FACT: Having come to Tunisia on a whim, Bill’s barely managed to work out the exchange rate, let alone dealt with the complex bargaining tactics of your average Tunisian.
FACT: After getting duped into a joy-ride by a wily cab driver in Tunis, Bill let the guy convince him that the agreed-upon price was in euros, not in dinars.
FACT: That’s about 1.7 dinars to the euro, FYI.
FACT: Every story Bill shares involves, at some point, him getting a royal reaming from the locals, the lesson he’s carried away from all this being that “it’s all about having a story to tell,” and not the ever more appropriate, “oh shit, maybe I should hold onto my wallet this time around.”
FACT:
This is the guy - bless his poor, gullible heart - that’s done the negotiating for us.

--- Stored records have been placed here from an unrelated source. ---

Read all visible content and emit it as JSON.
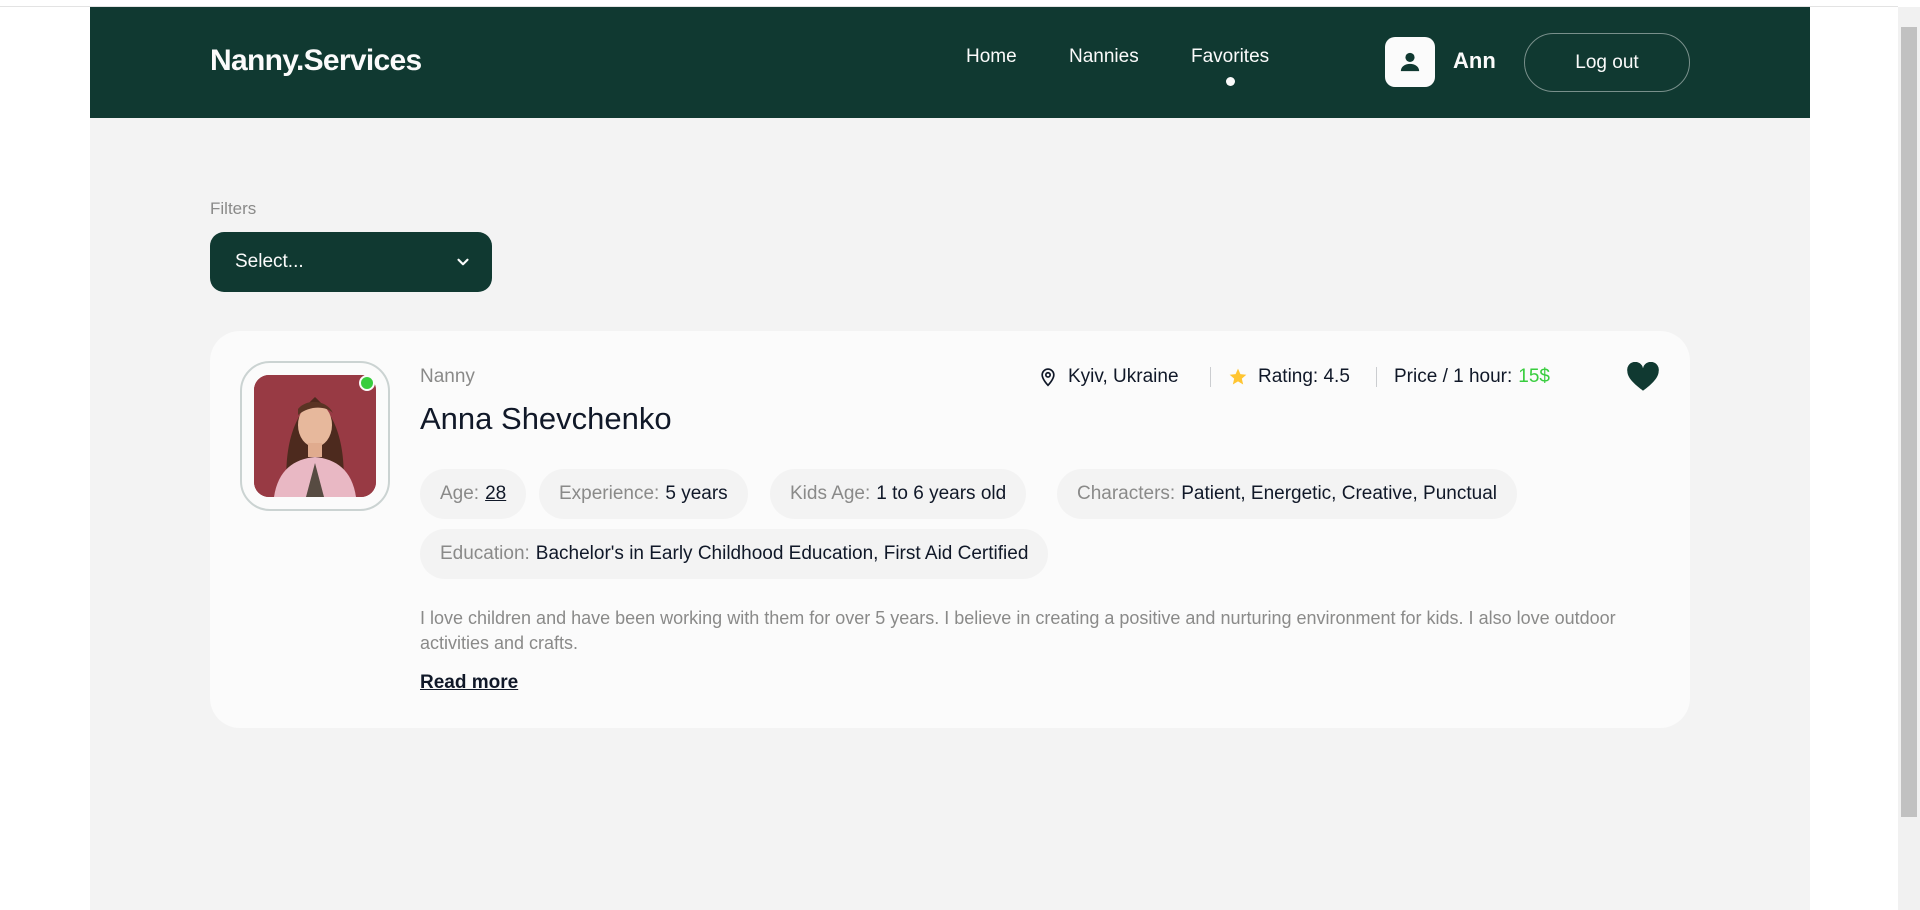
{
  "header": {
    "logo": "Nanny.Services",
    "nav": {
      "home": "Home",
      "nannies": "Nannies",
      "favorites": "Favorites"
    },
    "user_name": "Ann",
    "logout_label": "Log out"
  },
  "filters": {
    "label": "Filters",
    "select_value": "Select..."
  },
  "card": {
    "role": "Nanny",
    "name": "Anna Shevchenko",
    "location": "Kyiv, Ukraine",
    "rating_label": "Rating: 4.5",
    "price_label": "Price / 1 hour:",
    "price_value": "15$",
    "favorited": true,
    "online": true,
    "chips": {
      "age_key": "Age:",
      "age_val": "28",
      "experience_key": "Experience:",
      "experience_val": "5 years",
      "kids_age_key": "Kids Age:",
      "kids_age_val": "1 to 6 years old",
      "characters_key": "Characters:",
      "characters_val": "Patient, Energetic, Creative, Punctual",
      "education_key": "Education:",
      "education_val": "Bachelor's in Early Childhood Education, First Aid Certified"
    },
    "description": "I love children and have been working with them for over 5 years. I believe in creating a positive and nurturing environment for kids. I also love outdoor activities and crafts.",
    "read_more": "Read more"
  },
  "colors": {
    "brand": "#103931",
    "page_bg": "#f3f3f3",
    "card_bg": "#fbfbfb",
    "accent_green": "#38cd3e",
    "star": "#ffc531",
    "muted_text": "#8a8a89"
  },
  "icons": [
    "user-icon",
    "chevron-down-icon",
    "map-pin-icon",
    "star-icon",
    "heart-icon"
  ]
}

It’s only as the hours begin to pile up - the sun dipping further and further in the sky, the distant salt pans of Chott el-Jerid gleaming like quicksilver - do I begin to suspect we’re getting our money’s worth. We cross paths with other tours that, late in the day, are slinking back to Tozeur like a wounded army, but we press on: to the strange rock formations of Ong Jemal, then to an abandoned
Star Wars set nearby, where a brazen bunch of kids are rattling cheap necklaces against the windows before we’ve even come to a stop. Bill shows a strange, frightful fascination for the place. He wants me to snap a picture of him next to the “air devaporizer,” which sounds like a cry for help, no matter how you slice it. Later, near the small town of Nefta, he’ll lead us to the remains of the Skywalker house from the original
Star Wars flick. He’d been out to visit it the day before, setting up his tri-pod to recreate the opening sequence of the movie, when
a young Mark Hamill stares into a twin sunset, wistfully searching for a trace of his doomed career on the horizon. A day later Bill attempts to recreate the shot again, frustrated by the movement of the clouds, and probably frustrated - if we’re being honest here - by a good many other things as well.

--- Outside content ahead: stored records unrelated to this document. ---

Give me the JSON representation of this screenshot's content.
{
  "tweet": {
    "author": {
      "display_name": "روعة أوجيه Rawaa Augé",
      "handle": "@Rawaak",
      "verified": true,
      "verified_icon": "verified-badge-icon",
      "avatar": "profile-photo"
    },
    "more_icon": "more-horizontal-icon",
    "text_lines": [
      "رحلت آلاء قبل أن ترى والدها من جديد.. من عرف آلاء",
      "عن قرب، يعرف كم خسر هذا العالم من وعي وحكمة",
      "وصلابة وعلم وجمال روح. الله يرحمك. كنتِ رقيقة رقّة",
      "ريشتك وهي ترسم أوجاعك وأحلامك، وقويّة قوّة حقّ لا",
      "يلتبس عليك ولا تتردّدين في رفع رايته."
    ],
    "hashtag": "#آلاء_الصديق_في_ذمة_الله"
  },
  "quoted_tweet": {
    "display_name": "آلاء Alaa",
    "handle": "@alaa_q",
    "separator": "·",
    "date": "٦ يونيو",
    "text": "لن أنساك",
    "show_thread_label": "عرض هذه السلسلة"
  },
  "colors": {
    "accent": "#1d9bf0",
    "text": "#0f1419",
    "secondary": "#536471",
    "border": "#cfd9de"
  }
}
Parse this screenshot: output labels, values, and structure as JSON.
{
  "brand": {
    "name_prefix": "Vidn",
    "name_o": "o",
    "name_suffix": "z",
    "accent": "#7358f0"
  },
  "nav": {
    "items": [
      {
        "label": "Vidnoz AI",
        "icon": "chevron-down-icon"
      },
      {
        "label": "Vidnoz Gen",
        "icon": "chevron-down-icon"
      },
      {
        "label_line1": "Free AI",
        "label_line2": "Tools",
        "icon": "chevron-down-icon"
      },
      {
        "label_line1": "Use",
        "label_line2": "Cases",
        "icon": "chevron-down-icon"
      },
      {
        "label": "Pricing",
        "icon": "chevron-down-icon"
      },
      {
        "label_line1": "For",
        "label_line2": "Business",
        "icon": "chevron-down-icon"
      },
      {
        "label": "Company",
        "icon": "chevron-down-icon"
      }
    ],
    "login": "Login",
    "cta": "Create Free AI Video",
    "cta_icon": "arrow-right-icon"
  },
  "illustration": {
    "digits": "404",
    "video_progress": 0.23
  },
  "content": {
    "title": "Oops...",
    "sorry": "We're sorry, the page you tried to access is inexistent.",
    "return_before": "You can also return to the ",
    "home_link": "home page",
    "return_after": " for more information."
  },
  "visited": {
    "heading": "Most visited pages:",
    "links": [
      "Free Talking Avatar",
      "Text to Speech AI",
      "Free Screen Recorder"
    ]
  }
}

We’ve squeezed close to seven hours into our half-day trip before heading home. It is, by any measure, a good day. In an improbable fit of inspiration, our driver pops the soundtrack to
Grease into the cassette deck. As we barrel through this stark landscape of immense emptiness, beside the shelf of mountains that rise along the Algerian border, where the layers of sediment have piled in broad, colorful bands, and the distant
palmeraies spread their leafy umbrella over the desert dust, it’s then that those timeless words ring with a special truth: “Greased lightnin’, go greased lightnin’.” Suddenly Danny and Sandy and irrepressible Rizzo are there beside us, their pedal pushers and hot rods and leather jackets bearing witness to a cultural osmosis of Saharan proportions. In the backseat the Japanese couple is dozing, and Bill looks forlornly out the window, into
a dark world of lament. The next day he’ll visit the site again - after we’ve parted, shaking hands in the brisk, business-like manner of Americans abroad - trying to capture the perfect lighting for a sunset that never happened, on a planet that never was.